Photos: Jon Riley
Opening any kind of independent business at the moment is tough, let alone a record shop. As pessimists ring yet another death-knell for the music industry, it would seem pointless to even try, right?
The recently opened Friendly Records, based on Bedminster’s North Street, are another flicked-V in the face of anyone who says that no-one buys music anymore. “The response we’ve had to opening the new shop would suggest there’s a lot of folk out there who consider local record shops to be important,” Tom Friend, owner and namesake, asserts.
Tom believes the duty of a local record shop stretches further than just having a records for sale: “I want my shop to be a place where local bands and people can come to meet, discover new music and new records. We’ve already had some great live in-stores and there are more planned, as well as Q&A’s with authors and photographers. As long as there’s some musical connection!”

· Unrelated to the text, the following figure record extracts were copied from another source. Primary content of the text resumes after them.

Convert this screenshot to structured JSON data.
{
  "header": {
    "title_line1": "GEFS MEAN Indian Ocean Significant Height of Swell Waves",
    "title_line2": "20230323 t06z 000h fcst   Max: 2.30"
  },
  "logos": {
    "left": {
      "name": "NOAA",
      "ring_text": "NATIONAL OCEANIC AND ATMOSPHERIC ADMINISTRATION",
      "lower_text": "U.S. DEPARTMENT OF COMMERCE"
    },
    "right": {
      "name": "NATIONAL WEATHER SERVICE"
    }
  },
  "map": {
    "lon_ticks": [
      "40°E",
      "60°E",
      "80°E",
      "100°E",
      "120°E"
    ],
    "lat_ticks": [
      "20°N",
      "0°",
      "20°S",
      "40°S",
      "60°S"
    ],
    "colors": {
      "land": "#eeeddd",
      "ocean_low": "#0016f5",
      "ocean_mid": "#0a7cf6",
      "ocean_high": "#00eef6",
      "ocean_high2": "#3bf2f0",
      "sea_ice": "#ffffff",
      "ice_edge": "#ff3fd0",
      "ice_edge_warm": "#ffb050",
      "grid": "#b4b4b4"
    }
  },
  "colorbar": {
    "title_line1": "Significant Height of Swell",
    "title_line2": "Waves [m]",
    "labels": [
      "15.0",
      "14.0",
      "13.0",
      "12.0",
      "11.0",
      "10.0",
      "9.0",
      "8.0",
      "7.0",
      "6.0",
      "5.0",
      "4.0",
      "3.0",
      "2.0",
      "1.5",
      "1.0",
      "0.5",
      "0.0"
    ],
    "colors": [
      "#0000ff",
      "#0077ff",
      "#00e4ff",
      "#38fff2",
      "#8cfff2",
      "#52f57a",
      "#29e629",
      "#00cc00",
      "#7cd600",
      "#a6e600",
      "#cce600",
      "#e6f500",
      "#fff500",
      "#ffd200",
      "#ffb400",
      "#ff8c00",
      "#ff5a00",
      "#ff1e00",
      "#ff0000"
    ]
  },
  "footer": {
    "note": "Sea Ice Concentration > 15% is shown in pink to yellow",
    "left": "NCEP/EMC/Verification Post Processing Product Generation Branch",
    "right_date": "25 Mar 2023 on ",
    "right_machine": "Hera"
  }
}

While vinyl – the most common format the shop stocks – is enjoying increased interest again, Tom doesn’t “really consider it a rebirth. It’s never gone away, it’s just been out of fashion.” He adds: “The media’s preoccupation with the ‘vinyl revival’ is misleading and has definitely led to some elements I’m not so keen on. The major labels are certainly cashing in, often at the expense of smaller shops and bands.”
For Tom, records are a gateway to discovering new music, no matter what it is. He says his interest blossomed through a ‘Direct Hits’ compilation his dad gave him: “It was mostly crap but had a song by Pale Fountains called ‘Thank You’ that possibly got me into a lot of the bands I still love today.”
Shops like Friendly Records are not just a fad; they’re the result of a lifetime of passion. Tom gleefully says that he enjoys “being able to listen to music all day as part of the ‘job’” and seeing people wearing t-shirts with his shop’s logo on. But for Tom, just getting to open the shop is exciting enough.